STAT3005: Midterm Review

Fall 2020

Introduction

We will quickly review selected materials
Please refer to the lecture notes for complete materials
- e.g., be careful with the detail like in A3.3.2

Infinite-dimensional
- the number of parameters is not fixed or
- there are infinitely many parameters
Model-free
- DOES NOT mean no statistical model
- only invariant to a wider class of models
Vs parametric
- Represents different beliefs
- No silver bullet for all statistical problems

Useful in proofs to deal with dependency (example: A3.2)
Basic form: \[ \mathbb{E}(X) = \mathbb{E}\{ \mathbb{E}(X \mid Y) \} \]
Extension used in A3.2: \[ \mathbb{P}(X_2<X_1, X_3<X_1) = \mathbb{E}\{ \mathbb{P}(X_2<X_1 \mid X_1) \mathbb{P}(X_3<X_1 \mid X_1)\} \]
- Note that \(\mathbb{E}\{\mathbb{P}(X_2<X_1 \mid X_1)\}\) and \(\mathbb{E}\{\mathbb{P}(X_3<X_1 \mid X_1)\}\) are still dependent
- Thus we cannot remove the conditional expectation yet
Rewrite probability as expectation of indicator \[ \mathbb{P}(X_2<X_1) = \mathbb{E}( \mathbb{I}_{X_2<X_1} ) \]
- This is called the fundamental bridge between \(\mathbb{P}\) and \(\mathbb{I}\) in the notes
- It also explains why the tower in A3.2 is an extension

If \(X \perp \!\!\! \perp Y\), then \(g(X) \perp \!\!\! \perp h(Y)\) for some functions \(g,h\)
- Usage in A1.1.4: consider \(g(R_1^+, \ldots, R_n^+) = R_1^+\).
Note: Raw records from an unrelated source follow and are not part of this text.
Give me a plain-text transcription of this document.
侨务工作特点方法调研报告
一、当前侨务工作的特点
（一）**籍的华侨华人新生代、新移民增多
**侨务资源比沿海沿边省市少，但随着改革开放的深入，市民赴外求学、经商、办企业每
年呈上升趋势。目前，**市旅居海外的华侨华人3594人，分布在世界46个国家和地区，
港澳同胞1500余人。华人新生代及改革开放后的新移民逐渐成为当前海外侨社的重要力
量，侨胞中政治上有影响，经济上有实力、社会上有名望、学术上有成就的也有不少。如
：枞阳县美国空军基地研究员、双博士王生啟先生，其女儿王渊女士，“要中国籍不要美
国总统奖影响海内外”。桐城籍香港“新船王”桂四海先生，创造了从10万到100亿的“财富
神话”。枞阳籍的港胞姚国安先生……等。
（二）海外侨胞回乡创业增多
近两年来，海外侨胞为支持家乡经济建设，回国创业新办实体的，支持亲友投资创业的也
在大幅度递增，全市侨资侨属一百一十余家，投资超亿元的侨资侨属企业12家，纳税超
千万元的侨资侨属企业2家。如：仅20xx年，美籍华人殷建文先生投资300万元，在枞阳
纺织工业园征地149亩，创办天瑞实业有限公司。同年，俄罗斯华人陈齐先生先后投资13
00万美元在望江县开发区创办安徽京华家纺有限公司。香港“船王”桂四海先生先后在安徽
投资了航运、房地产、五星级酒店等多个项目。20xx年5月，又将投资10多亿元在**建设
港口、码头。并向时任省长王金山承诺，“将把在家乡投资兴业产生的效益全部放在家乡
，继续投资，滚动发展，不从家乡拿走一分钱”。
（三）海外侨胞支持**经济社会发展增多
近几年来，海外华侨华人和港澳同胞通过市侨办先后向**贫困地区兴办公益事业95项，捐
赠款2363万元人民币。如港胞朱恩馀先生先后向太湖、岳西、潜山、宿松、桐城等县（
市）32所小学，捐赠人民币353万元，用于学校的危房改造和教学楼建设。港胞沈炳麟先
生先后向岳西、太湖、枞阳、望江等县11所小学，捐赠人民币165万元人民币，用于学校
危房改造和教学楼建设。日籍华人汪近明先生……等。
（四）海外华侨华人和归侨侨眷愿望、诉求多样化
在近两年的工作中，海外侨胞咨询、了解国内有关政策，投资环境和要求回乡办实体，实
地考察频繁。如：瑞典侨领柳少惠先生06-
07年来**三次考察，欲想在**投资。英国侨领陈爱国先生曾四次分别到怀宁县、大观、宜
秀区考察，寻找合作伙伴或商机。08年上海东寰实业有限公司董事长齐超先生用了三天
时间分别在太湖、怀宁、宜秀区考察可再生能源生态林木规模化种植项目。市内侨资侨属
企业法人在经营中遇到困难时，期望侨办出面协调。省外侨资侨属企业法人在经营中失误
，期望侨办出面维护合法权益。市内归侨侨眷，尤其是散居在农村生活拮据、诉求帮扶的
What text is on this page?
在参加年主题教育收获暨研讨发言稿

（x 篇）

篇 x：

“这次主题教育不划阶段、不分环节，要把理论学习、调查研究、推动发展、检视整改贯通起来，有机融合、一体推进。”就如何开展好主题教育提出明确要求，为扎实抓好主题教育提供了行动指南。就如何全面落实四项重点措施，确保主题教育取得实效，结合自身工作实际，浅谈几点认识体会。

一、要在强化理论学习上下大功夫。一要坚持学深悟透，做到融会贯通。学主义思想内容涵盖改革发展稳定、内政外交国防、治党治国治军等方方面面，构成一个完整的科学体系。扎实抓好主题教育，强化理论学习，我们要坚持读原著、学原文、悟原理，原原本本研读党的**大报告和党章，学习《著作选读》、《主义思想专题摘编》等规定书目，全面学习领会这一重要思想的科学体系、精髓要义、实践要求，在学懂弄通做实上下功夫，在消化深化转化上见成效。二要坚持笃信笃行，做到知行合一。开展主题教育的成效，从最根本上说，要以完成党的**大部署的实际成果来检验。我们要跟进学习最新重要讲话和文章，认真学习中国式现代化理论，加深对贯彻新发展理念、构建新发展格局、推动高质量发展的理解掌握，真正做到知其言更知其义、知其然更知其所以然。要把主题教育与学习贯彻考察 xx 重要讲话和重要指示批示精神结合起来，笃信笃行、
Apply Theorem 2.2 with this fact
Property of covariance in A1.2.3: \[ \textrm{Cov}(X_1+X_2,X_3+X_4) = \textrm{Cov}(X_1,X_3)+\textrm{Cov}(X_1,X_4)+\textrm{Cov}(X_2,X_3)+\textrm{Cov}(X_2,X_4) \]
- Other properties, e.g., \(\textrm{Cov}(a,X) = 0\) if \(a\) is non-random can be found online easily
Useful trick: full sum of ranks is non-random if permutation does not affect its value
- Example in A2.1.3: \(\sum_{i=1}^{2n} \sqrt{R_i} \equiv \sum_{i=1}^{2n} \sqrt{i}\)
- \(\sum_{i=1}^n \sqrt{R_i}\) is not a full sum, thus still random
- \(\sum_{i=1}^{2n} i \sqrt{R_i}\) is a full sum but permutation affects its value, thus still random
Other basic relationships are less frequently or not used so far
- Read hypothesis testing terminologies if you are not familiar with them

Focus on the principles and concepts
- Since you have 48 hours for the project, it is more than sufficient to check any theory or example
- Thus memorizing formulas are not necessary as well
Broad idea of ranks: the ordinal information is “better” than the value itself
- “better” can be, e.g., in terms of robustness
Broad idea of signs: the side (if symmetric) is “better” than the value itself
Common problems with ranks or signs (see A2.3.2):
- Data are dependent (e.g., time series)
- Data are discrete (tied observations)
- Sample size is small when we want to use asymptotic results

A large focus is testing in the project
- As we can also tell from the mock
- Here we discuss the general flow of answering some question types

Discuss whether \(T\) is a sensible statistic for testing…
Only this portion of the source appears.